レンにも話したくない何かがハリーの中に引っかかっているのかもしれない。
自分も今はハリーに話せない事がある…それを言う事が出来ないのに、言うのを止めてしまったハリーにそれを問うのは狡い気がしてレンも何も言えなかった。
月曜になればハリーは退院し、また普通の生活に戻った。
腕の包帯が取れたドラコはハリーが退院したお祝いにと、ハリーが箒から落ちた時の真似をしてスリザリンの皆を笑わせていた。
ロンはスネイプの授業の時、とうとうキレてしまい、ヌメヌメしたワニの心臓をドラコ目掛けて投げつけ、それが見事にドラコの顔面にクリーンヒット。
スネイプは直ぐにグリフィンドールから50点減点した。
闇の魔術に対する防衛術の授業ではとうとうリーマスが復帰し、元気とはいえないが無事な姿を見せてくれた。
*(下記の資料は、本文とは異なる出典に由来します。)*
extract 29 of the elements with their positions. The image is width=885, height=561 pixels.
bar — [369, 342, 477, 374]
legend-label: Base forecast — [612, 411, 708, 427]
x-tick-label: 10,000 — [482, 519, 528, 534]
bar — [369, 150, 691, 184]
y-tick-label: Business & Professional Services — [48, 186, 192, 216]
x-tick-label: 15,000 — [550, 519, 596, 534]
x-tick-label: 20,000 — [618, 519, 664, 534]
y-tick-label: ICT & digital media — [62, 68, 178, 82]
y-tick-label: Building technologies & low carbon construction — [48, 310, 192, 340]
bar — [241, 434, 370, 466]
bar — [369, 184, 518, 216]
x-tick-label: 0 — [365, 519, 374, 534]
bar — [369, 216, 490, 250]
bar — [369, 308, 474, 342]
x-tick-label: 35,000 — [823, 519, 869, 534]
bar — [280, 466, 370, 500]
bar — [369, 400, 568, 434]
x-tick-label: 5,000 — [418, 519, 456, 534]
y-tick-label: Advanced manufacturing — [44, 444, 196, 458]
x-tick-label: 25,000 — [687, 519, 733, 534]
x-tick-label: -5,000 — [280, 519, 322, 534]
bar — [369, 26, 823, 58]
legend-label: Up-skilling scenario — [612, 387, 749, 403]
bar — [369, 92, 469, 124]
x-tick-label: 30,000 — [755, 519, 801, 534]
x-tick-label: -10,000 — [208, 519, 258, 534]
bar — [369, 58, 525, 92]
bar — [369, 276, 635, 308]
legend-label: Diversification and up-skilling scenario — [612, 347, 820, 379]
「フェアじゃないよ。代理だったのにどうして宿題を出すんですか?」
「僕達、狼人間について何も知らないのに…。」
「羊皮紙二巻き!」
そんなクラス中からのスネイプに対する不平不満をリーマスが休んでいた間どんな授業をしたか言って聞かせれば、リーマスは少しだけ眉間に皺を寄せて「スネイプ先生にそこはまだ習ってないって言わなかったのかい?」と聞いた。
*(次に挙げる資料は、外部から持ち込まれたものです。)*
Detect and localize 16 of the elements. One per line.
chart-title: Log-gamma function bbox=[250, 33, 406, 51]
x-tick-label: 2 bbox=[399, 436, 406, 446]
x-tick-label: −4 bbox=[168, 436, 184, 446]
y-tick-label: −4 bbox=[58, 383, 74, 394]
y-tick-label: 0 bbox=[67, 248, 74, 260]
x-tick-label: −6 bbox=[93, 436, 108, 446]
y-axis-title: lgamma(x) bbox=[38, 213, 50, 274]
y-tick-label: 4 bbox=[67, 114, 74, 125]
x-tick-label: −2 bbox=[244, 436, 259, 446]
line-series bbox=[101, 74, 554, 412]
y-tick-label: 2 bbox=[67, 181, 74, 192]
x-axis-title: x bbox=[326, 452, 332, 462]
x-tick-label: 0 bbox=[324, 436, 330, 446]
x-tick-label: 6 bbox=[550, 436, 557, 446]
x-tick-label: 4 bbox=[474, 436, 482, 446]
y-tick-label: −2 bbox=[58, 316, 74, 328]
そう言えば、少し静まり返っていた生徒達がまた一斉に話し始める。
「言いました!けどスネイプ先生は僕達が凄く遅れてるって…耳を貸さないんです。」
そう言えばリーマスは笑みを浮かべて自分からスネイプに言うので宿題はやらなくて良いと皆に言ってくれた。
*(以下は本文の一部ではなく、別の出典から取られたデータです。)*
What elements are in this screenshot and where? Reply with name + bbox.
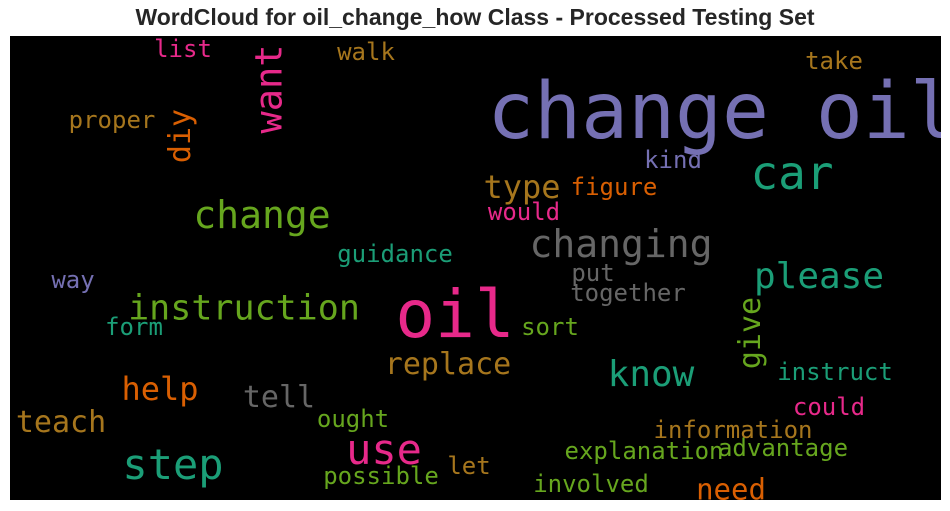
word-sort: sort: [521, 313, 579, 341]
word-help: help: [121, 370, 199, 408]
word-tell: tell: [242, 380, 316, 415]
word-teach: teach: [15, 405, 107, 440]
word-need: need: [696, 472, 766, 500]
word-change-oil: change oil: [487, 67, 941, 157]
word-ought: ought: [316, 405, 390, 433]
word-put: put: [571, 259, 615, 287]
word-changing: changing: [529, 222, 713, 266]
word-oil: oil: [395, 276, 515, 353]
word-walk: walk: [337, 38, 395, 66]
word-could: could: [792, 393, 866, 421]
word-possible: possible: [323, 462, 439, 490]
word-instruct: instruct: [777, 358, 893, 386]
word-know: know: [607, 354, 695, 395]
word-take: take: [805, 47, 863, 75]
word-form: form: [105, 313, 163, 341]
word-way: way: [51, 266, 95, 294]
word-type: type: [483, 168, 561, 206]
word-want: want: [247, 44, 291, 134]
word-replace: replace: [384, 347, 512, 382]
word-use: use: [346, 425, 422, 474]
word-instruction: instruction: [128, 288, 360, 329]
word-proper: proper: [68, 106, 156, 134]
word-advantage: advantage: [717, 434, 849, 462]
word-list: list: [154, 36, 212, 63]
chart-title: WordCloud for oil_change_how Class - Pro…: [135, 4, 815, 30]
word-figure: figure: [570, 173, 658, 201]
word-give: give: [733, 296, 768, 370]
word-guidance: guidance: [337, 240, 453, 268]
wordcloud-canvas: change oil oil car step use change changing wan…: [10, 36, 941, 500]
word-explanation: explanation: [564, 437, 724, 465]
word-please: please: [753, 256, 885, 297]
word-diy: diy: [163, 108, 198, 164]
word-step: step: [122, 440, 224, 489]
word-would: would: [487, 198, 561, 226]
word-involved: involved: [533, 470, 649, 498]
word-together: together: [570, 279, 686, 307]
word-information: information: [653, 416, 813, 444]
word-let: let: [447, 452, 491, 480]
word-change: change: [193, 193, 331, 237]
word-kind: kind: [644, 146, 702, 174]
word-car: car: [750, 146, 834, 200]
それを聞けばクラス中から喜びの声が上がり、ハーマイオニーは残念そうな声を漏らし、元々やる気がなく手を付けていなかったレンはそれを興味なさ気に聞いていた。
今日の授業はおいでおいで妖精(ピンキーパンク)だ。
「これは旅人を迷わせて沼地に誘う。」
リーマスがそう言えば、先程までの騒ぎ様は何処に行ったのか、皆静かにノートに取り始めた。